Private well owners in Iowa’s 49 flood-ravaged counties may receive a helping hand from University Hygienic Laboratory (UHL) with free water testing.
“UHL has always provided free water analysis kits in disaster situations for as long as I can remember,” said Nancy Hall, UHL supervisor of environmental microbiology and staff member for 31 years. “Probably the largest event was the flood of ’93, but Faye Wheeler (UHL accountant) and I can remember many before and some after, such as the 100 kits we sent to Worth County in 2004.”
Floodwaters that have inundated private wells create a health hazard for their owners. Waste and other contaminants carried in floodwaters can enter and contaminate the well, rendering the water unsafe to drink. After floodwaters recede, a shock-chlorination procedure is necessary to restore the well water to its original condition. The only way to ensure the water is then safe to drink is to test for total coliform bacteria and E. coli.
“The first condition for UHL to provide free water analysis to the counties is the governor’s disaster declaration,” Hall said. “The second is that the county has depleted their state-appropriated Grants-To-Counties monies for the year, which pay for the water testing; and third, there is a need for these services.”
Gov. Chet Culver has declared 49 counties disaster areas as of late Tuesday.
More information from UHL:
Common illnesses from exposure to floodwaters
• Skin and tissue infections following superficial cuts, scratches, abrasions, or insect bites.
• Deep tissue infections following puncture wounds or trauma.
• Gastrointestinal illnesses following ingestion of contaminated water or food.
Prevention of flood-related illnesses – remember basic hygiene practices
• Always wash hands with soap and water before eating and handling flood-contaminated articles
• Avoid prolonged exposure to flood water.
• Wear protective gloves, boots, and eyewear.
• Work cautiously, rest frequently and eat a balanced diet.
• Bathe or shower in clean water as soon as possible after exposure to flood water.
• Wash clothing before wearing it again.
• Use insect repellents to discourage biting insects.
Safe drinking water options
• Obtain water from a known safe public water supply or buy bottled water.
• Haul and store drinking water in clean containers (not old milk or juice jugs).
• Clear water may be treated for drinking by boiling it for one minute or by adding two to three drops of unscented household bleach per gallon.
Private well recommendations
• Do not drink water from flooded wells unless it has been properly disinfected and then tested for drinking safety.
• Contact your local county health department or extension service for free flood sampling containers and advice.

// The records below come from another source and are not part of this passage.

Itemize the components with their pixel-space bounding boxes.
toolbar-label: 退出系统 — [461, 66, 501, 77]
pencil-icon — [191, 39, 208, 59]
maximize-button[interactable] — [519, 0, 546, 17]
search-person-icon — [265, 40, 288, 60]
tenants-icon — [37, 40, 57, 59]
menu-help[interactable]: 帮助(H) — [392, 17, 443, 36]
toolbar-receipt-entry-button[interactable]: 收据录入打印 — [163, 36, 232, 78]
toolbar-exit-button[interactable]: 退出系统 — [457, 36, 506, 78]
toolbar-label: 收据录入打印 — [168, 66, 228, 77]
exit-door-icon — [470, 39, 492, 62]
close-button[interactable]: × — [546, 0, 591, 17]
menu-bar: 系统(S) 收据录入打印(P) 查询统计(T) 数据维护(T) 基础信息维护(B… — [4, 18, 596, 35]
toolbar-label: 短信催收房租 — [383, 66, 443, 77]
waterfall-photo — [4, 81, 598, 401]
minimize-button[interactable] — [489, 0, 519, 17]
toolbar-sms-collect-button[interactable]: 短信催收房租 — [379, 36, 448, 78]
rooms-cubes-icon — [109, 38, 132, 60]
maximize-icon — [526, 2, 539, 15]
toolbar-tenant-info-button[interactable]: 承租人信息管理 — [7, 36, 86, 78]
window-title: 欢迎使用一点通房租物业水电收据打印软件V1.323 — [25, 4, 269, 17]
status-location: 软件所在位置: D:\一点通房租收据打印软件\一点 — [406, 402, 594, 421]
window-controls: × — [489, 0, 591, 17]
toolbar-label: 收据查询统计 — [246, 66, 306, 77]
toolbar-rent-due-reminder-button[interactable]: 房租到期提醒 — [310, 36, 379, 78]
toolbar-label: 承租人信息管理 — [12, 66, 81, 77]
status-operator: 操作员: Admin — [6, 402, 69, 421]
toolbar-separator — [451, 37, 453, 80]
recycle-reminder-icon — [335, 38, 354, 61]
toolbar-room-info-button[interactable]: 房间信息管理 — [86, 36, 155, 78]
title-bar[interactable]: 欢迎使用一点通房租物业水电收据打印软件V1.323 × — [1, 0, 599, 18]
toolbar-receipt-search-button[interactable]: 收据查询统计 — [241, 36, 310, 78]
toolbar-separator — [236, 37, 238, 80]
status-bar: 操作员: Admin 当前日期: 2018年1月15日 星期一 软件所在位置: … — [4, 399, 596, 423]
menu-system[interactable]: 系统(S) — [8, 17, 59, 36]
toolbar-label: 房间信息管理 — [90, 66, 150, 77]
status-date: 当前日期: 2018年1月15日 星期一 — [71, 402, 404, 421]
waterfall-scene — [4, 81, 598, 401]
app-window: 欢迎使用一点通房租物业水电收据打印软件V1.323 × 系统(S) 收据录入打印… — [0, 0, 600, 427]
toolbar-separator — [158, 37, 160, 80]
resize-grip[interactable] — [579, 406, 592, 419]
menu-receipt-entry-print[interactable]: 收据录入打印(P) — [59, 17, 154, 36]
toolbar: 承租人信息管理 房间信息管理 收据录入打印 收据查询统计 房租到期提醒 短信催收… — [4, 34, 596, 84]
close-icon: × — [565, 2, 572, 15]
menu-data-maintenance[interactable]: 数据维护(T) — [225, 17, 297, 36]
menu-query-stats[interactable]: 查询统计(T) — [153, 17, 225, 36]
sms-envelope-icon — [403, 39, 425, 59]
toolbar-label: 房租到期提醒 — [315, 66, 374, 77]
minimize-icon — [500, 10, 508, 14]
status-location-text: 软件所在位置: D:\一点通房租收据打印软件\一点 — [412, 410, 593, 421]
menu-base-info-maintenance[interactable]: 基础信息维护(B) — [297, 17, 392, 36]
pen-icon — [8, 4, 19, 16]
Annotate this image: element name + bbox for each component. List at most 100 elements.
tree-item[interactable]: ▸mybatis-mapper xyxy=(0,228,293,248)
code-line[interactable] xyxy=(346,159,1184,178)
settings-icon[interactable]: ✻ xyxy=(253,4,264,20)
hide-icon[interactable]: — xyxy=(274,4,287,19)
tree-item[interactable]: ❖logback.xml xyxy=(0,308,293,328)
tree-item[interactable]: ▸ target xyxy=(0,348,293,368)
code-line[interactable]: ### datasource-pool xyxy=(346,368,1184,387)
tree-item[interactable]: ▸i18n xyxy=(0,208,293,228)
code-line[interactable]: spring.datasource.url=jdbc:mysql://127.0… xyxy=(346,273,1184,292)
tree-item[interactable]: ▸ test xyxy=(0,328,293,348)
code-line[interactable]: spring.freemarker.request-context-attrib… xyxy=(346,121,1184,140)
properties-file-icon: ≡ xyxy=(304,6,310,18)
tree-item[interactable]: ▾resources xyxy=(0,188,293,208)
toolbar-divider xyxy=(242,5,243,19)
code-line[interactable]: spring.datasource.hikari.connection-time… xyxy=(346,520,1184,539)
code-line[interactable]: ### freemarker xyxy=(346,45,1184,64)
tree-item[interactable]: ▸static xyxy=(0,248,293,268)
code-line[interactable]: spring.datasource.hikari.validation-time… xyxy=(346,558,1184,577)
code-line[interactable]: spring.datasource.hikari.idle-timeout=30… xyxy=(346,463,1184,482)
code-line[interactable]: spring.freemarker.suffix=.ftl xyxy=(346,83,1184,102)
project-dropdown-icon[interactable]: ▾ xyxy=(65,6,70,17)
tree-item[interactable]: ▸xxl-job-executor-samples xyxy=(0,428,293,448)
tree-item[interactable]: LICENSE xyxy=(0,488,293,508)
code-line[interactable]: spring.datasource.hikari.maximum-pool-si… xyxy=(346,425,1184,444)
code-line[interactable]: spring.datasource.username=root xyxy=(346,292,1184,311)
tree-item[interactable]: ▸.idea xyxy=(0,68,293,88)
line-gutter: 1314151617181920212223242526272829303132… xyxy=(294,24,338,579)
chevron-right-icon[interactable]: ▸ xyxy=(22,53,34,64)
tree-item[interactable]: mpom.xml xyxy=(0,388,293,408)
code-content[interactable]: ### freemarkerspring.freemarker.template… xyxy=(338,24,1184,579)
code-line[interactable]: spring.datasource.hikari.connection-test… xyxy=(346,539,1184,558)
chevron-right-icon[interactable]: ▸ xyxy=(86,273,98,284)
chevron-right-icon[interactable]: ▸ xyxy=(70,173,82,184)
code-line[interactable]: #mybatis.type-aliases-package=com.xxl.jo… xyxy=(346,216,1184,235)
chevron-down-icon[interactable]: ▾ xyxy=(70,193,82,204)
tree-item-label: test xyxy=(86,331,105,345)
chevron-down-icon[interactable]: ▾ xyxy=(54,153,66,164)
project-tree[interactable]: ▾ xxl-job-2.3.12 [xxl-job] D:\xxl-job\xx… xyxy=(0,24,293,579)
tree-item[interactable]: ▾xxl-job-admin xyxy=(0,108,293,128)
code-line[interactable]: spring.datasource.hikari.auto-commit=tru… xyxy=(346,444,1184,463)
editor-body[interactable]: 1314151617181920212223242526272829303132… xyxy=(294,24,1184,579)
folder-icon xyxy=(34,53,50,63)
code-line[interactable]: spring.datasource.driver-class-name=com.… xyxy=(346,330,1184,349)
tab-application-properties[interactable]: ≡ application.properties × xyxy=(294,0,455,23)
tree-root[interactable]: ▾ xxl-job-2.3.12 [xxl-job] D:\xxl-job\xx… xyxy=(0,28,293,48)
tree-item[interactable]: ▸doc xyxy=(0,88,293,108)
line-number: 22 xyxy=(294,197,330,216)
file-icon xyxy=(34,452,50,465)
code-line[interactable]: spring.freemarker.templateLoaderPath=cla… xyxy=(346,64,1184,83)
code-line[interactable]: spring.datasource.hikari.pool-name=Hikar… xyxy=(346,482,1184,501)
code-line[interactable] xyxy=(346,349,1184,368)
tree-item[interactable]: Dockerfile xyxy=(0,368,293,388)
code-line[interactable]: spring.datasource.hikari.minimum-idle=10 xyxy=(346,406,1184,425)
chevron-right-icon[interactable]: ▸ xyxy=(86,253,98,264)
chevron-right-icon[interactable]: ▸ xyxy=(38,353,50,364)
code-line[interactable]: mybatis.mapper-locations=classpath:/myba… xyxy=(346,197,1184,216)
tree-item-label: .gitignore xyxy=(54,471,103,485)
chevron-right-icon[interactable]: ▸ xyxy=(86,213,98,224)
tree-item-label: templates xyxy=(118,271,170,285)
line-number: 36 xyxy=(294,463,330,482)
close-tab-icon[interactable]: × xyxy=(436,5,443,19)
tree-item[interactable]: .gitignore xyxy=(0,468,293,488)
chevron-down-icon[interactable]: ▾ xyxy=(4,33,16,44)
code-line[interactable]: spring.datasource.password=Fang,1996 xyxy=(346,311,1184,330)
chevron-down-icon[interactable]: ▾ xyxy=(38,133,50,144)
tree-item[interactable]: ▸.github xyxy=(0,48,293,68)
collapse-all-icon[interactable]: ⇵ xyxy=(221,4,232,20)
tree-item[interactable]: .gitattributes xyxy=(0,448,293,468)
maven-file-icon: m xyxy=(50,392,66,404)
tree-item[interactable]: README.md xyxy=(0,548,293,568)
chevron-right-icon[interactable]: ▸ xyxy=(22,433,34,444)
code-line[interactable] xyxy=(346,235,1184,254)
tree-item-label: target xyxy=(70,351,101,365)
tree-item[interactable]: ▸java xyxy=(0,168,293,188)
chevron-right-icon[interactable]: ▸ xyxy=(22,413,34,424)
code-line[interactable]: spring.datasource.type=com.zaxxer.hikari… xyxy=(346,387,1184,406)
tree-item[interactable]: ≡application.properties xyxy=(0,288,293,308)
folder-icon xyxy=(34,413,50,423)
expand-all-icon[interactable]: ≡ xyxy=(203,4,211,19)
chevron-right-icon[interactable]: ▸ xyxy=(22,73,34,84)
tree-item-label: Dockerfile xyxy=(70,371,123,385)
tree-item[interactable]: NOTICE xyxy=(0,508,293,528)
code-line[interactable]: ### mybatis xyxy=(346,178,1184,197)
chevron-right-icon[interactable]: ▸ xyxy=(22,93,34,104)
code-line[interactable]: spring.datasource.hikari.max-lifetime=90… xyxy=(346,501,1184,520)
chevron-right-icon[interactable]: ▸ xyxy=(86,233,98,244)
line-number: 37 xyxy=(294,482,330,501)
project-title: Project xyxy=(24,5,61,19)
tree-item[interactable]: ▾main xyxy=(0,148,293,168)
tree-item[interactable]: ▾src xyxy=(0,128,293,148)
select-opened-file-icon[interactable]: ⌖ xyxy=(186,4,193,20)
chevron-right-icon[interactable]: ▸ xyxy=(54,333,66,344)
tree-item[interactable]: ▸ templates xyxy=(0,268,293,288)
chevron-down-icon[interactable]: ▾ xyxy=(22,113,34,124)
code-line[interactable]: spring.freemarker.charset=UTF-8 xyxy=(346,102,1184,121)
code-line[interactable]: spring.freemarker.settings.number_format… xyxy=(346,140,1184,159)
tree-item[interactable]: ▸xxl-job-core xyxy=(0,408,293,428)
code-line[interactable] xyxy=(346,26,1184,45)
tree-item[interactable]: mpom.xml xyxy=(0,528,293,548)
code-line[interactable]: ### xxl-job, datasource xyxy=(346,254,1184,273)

• Shock chlorinate and flush a flooded well before submitting a sample to the Laboratory.
• Shallow wells (less than 100 feet deep) may become contaminated from nearby flooding. They should be tested to ensure a safe supply of drinking water.
Food safety recommendations
• Discard all containers with signs of leakage or damage.
• Foods in paper, cardboard, or flexible plastic must be thrown away.
• Discard foods in corked bottles, canisters, and screw-capped jars or bottles.
• Canned goods may be sanitized and used if the label is removed, the can is washed in hot, soapy water, and the item is identified with a permanent marking pen.
• Solutions containing chlorine bleach are not recommended for cleaning cans because they accelerate rusting.
• Garden produce covered by flood water longer than two days cannot be salvaged.
• Leafy vegetables cannot be washed adequately to be eaten raw.
• Thawed foods should not be refrozen.
General clean-up after a flood
• Use non-sudsing cleaning products (Spic and Span, Trisodium Phosphate, etc.) to wash interior surfaces.
• Use commercial cleaners for fabrics.
• Disinfect sewage-contaminated areas with a solution of household bleach (1/4 cup per gallon of water).
• Consult professional carpet cleaners before attempting to salvage carpet or carpet pads.
• Remove flood damaged sheet rock to permit studs and insulation to dry thoroughly.
• Remove silt, sludge, and debris from ductwork and dry it thoroughly before reactivating heating/air conditioning units.
UHL services to flood families
• Free private well tests to qualified individuals through county health departments.
• Consultation on disease prevention, water and food safety, and disinfection of environmental surfaces.
For more information on flood-related health issues, visit the IDPH website:
Why is it important to test your well water after it has been compromised with floodwaters?
- Floodwater may and usually does contain fecal material from overflowing sewage systems, agricultural run-off and industrial byproducts. Sewage contaminated floodwater is likely to contain microorganisms that can make us sick, especially if ingested.
- Diarrhea illness may be acquired by accidently drinking water that has been contaminated with floodwater. If you are on your own well water supply and if floodwater has inundated the well, it is not safe to drink unless disinfected (boil for 1 min). After the waters recede, the well should be flushed until clear (removing any mud or particulates), shock chlorinated, flushed again, and then retested for coliform bacteria to make sure the water is now safe to drink. If a flooded well is tested BEFORE the shock chlorination procedure, it will ALWAYS be positive for coliform bacteria and not give valuable information. The county health departments have been sent kits to test water for this purpose.